Thursday, November 12, 2009

Homeland security?

Op-Ed Columnist - America’s Defining Choice -

Every three weeks, 3,000 Americans die from lack of health insurance. How many die from terrorist attacks? Shouldn't this be a homeland security issue?


At 12/4/10, 4:12 PM, Blogger Orba said...

Working in an ER for almost 30 years has taught me that their are Oh to many sucking off of Uncle Sams teet who should not be. Young healthy people wearing better clothes than I and with more gold on their "grill" than I had in my wedding band is a sorrowful sign of our dependent society. I say screw health care reform. Proper welfare reform would save enough of our hard earned tax dollars to provide proper coverage to them that really need it...including vets. Our major systems are broken. Partisan politics will ensure they stay that way.

At 12/4/10, 7:28 PM, Blogger Weedgardener said...

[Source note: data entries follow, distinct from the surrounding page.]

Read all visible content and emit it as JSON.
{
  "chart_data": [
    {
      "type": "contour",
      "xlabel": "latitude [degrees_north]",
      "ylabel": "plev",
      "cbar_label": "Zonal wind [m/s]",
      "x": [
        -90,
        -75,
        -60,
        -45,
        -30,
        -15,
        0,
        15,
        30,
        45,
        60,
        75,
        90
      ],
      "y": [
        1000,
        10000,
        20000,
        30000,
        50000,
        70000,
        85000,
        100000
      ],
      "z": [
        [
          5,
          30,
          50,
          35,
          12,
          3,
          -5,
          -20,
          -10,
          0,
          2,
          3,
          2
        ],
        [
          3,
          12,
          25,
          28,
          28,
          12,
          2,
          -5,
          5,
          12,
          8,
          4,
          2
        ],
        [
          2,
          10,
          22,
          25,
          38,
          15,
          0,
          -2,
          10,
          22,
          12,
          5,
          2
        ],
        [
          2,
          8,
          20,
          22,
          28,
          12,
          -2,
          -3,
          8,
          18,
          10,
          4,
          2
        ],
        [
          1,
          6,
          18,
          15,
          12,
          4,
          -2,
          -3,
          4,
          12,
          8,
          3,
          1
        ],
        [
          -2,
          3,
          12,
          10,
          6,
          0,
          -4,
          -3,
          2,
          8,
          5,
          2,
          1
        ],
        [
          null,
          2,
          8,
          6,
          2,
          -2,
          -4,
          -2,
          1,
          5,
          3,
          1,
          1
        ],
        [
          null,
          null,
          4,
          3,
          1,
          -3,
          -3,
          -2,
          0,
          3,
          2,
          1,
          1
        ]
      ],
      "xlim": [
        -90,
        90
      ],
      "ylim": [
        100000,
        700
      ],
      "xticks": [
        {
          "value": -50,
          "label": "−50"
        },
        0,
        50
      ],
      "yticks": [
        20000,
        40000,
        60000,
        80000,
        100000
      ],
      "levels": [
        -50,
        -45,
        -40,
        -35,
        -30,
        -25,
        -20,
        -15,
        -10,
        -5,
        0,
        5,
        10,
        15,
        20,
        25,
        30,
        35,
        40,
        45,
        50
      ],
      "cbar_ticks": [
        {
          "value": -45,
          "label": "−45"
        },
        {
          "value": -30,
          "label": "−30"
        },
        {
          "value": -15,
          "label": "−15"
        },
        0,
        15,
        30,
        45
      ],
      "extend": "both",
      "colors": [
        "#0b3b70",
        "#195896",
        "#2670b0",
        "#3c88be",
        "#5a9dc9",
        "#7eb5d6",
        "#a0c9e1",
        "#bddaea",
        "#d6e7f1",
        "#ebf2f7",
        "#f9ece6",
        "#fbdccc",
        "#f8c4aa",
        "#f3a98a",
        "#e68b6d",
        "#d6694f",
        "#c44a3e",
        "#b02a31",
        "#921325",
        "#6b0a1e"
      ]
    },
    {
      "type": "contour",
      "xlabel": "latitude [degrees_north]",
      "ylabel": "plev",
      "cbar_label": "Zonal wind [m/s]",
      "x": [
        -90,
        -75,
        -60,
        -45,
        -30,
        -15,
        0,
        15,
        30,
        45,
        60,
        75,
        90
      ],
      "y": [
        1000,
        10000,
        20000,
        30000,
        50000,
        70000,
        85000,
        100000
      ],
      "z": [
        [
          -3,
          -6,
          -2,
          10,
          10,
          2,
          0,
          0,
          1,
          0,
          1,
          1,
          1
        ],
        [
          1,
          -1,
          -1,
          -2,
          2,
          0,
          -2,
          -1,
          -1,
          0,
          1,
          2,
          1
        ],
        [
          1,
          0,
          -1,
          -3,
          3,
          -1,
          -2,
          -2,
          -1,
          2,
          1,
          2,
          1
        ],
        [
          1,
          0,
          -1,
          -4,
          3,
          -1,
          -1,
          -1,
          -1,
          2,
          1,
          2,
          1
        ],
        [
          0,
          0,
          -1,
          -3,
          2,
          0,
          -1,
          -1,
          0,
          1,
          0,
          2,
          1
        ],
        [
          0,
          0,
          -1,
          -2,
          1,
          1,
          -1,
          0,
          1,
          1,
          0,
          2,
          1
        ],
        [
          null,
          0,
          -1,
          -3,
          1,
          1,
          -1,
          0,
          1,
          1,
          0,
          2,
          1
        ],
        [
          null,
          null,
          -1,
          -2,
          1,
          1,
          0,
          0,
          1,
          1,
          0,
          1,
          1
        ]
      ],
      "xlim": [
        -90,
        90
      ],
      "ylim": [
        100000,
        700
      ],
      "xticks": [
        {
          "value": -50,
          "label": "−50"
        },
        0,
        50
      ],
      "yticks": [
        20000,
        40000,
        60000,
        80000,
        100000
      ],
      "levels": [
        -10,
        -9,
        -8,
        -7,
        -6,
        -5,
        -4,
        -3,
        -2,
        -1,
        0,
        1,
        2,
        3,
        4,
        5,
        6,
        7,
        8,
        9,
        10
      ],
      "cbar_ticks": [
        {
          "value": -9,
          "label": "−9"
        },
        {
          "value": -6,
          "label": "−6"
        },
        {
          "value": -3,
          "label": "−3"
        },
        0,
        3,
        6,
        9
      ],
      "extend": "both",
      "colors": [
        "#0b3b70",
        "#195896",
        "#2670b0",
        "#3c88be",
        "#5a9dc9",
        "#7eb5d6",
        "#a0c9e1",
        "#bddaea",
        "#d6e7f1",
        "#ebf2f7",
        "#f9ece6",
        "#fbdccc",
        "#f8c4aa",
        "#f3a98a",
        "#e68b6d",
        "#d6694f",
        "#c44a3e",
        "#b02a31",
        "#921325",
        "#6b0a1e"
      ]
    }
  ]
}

I'm not sure what you mean. That people with gold in their teeth shouldn't be able to get emergency care?

Our un-reformed system is the most expensive in the world, because 30 cents out of every dollar we pay goes to a blood-sucking insurance company whose only motive is to provide a profit to its shareholders and giant salaries to its executives. Yet we have the lowest life expectancy and the highest infant mortality in the developed world.

The very fact that the uninsured go to the emergency room for care (because the emergency room can't turn them down) adds to the expense. And we pay the bill, through taxes and increased insurance premiums. The alternative, I suppose, is to let the undeserving poor die in the street without emergency care. But how would you determine who's undeserving and who has had some really bad breaks?

The rest of the developed world has some kind of universal healthcare, with no bottom-line-chasing insurance company in control. In other countries, when poor people get sick, they can go to a doctor instead of waiting until the situation is so dire they have to go to emergency. They can go right to a doctor when they get sick, saving everyone money and clearing the emergency room for real emergencies.

By the way, if you check the way the budget is allocated, I think you'll be surprised at how little of it goes to welfare. And how much of it goes to fighting wars that lead to more terrorist activity.

At 12/13/10, 3:41 AM, Blogger Kerryn Cooper said...

I'm with you, weedgardener. In Australia we've had state-funded medical and hospital care for decades, and the sky hasn't fallen. In fact, our economy is in good shape. It's a wonderful feeling to know that whatever happens to my family, they will be able to get the treatment they need. The system isn't perfect, but it's miles better than yours.

In New Zealand, they have state-funded no-fault insurance, which I also think is a great idea.